DF: There are sometimes different opinions between musicians and producers about musical approaches, the details of the performance, or the recorded sound. As a producer I always remember that it is not my recording but the musician’s. My name is not on the cover. An experienced producer understands that they are needed very differently depending on who they are working with. Sometimes we are true participants in the process and are a serious musical influence, and other times it’s best for us to stay out of the way and let the musicians go. Learning when, and how, to involve myself has taken experience and sometimes means checking my ego at the door. It’s not about me: it’s about the work, getting the best result from the musicians and leaving the session with all the material necessary to make a great recording.

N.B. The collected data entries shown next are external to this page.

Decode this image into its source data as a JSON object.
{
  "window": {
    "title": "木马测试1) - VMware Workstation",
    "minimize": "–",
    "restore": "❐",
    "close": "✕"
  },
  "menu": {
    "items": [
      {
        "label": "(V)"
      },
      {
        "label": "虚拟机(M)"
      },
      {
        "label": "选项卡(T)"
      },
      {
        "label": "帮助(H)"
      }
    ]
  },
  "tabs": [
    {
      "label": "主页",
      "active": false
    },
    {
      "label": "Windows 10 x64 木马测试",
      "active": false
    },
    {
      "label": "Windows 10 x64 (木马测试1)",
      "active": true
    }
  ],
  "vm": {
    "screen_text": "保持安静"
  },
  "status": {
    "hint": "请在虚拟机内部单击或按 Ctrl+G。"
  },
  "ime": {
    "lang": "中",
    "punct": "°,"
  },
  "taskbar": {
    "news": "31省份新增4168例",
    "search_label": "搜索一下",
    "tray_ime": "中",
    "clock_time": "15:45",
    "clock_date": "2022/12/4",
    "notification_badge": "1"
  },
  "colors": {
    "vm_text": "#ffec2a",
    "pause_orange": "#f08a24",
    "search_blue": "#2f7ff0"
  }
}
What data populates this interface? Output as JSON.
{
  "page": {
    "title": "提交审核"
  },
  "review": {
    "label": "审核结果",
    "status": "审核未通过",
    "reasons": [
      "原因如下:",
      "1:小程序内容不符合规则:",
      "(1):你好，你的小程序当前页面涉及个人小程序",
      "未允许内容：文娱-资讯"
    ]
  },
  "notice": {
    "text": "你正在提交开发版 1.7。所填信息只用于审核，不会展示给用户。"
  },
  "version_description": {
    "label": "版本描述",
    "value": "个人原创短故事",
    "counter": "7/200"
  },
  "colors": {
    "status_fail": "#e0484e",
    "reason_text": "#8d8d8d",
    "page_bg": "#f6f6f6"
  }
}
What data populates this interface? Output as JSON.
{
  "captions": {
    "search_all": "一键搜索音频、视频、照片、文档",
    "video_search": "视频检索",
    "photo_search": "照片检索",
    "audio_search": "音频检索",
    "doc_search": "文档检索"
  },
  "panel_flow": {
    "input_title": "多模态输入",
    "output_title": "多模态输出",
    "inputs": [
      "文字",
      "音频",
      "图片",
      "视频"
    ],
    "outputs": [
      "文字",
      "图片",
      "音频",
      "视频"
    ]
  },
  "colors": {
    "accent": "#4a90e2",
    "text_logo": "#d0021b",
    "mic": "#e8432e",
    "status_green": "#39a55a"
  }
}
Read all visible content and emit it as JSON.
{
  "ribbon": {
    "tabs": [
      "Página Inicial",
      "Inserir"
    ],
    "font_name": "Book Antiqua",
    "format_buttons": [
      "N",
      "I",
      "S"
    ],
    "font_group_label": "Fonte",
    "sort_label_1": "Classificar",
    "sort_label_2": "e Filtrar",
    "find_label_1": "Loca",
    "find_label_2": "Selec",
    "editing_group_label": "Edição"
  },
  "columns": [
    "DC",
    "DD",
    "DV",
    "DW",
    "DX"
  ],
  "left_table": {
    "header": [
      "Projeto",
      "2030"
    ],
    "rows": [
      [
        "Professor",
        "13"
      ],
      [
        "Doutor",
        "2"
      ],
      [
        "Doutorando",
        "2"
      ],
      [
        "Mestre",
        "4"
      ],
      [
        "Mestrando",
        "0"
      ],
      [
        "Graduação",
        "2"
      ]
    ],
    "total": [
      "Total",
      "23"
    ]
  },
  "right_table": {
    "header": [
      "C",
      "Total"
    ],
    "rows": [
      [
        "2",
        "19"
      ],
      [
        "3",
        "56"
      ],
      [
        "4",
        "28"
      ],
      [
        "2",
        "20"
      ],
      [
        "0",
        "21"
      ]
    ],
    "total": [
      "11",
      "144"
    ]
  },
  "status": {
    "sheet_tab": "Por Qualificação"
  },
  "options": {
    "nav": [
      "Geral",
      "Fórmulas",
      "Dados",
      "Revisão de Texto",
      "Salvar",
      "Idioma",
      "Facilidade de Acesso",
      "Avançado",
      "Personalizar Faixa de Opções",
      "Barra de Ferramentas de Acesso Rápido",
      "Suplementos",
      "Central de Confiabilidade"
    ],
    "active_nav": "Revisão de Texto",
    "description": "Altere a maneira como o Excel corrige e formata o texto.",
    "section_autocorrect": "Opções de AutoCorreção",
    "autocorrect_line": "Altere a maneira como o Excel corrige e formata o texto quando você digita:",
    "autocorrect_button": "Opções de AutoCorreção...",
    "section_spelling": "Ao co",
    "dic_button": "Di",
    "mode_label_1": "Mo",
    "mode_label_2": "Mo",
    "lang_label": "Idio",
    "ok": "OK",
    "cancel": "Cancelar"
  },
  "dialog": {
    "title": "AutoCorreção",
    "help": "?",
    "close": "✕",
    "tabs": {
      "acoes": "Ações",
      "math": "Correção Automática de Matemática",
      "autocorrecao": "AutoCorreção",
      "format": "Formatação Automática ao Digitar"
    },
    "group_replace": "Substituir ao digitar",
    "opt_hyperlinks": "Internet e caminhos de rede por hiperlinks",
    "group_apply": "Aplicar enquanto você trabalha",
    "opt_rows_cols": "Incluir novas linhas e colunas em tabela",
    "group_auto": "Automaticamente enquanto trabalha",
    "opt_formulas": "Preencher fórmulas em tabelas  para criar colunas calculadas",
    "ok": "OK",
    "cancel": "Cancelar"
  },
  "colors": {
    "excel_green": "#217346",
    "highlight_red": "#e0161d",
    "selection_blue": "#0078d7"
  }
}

OW: There is often a comparison of a recording producer role as being akin to that of a film director. Would you agree?
DF: Yes, although a classical music producer is not really an auteur in the way a film director can be. After all, we are recording works that have been precisely mapped out–every note, every dynamic marking, etcetera–so there isn’t the huge range of creativity that a film director has. But in terms of describing what a producer does, logistically, yes, it’s a good comparison. Organizing, managing time and deadlines, having direct control and input in the creative process, and dealing with budgets, venues, engineers: all have similarities to film production.
OW: Do you have a utopian dream recording that you would love to work on?
DF: My experiences and opportunities already have surpassed my wildest dreams! I remember many years ago someone asking me this question and at the time I hadn’t recorded any complete operas. My answer was that I wanted to record operas. How fortunate that I am now doing just that.
OW: Maybe there are some technical innovations planned in the Metropolitan Opera that you are able to share?
DF: When I first started there about five years ago, I did change things such as some new microphones, microphone positions and reverb units. Subsequently we changed how we send our surround sound audio to the movie theaters. I think we are currently in a good place technically but of course we will also be prepared to continue to adapt and move into the future. There is always new gear to try, and new approaches to explore but it’s also important to value and keep what is working. Thanks to my predecessor Jay Saks–from whom we all learned a lot–my current excellent colleagues John Kerswell, Tim Martyn and an outstanding audio crew, we are in the enviable position of having a collective of great engineering minds and experience.
OW: In your opinion, does opera need saving today? What would be the right way of doing it?
DF: People discuss this often: the relevance of opera, or of classical music in general. I like to think of it this way: we are still playing and listening to music that was written hundreds of years ago and I suspect we will continue to do so. Something about the music of Bach, for instance, still speaks to us today. How amazing is this? His world couldn’t have been more different and yet what he created reaches us emotionally, centuries later. I don’t know the answer but often wonder: what music of today will this hold true for, looking forward into the next several hundred years? In an historical context, classical music does not need saving because it has proven it can survive generation after generation. In our culture, value is almost always measured by immediate success and by money, but perhaps the real success comes with longevity and the music’s ability to transcend cultures and time and technology and speak to us directly.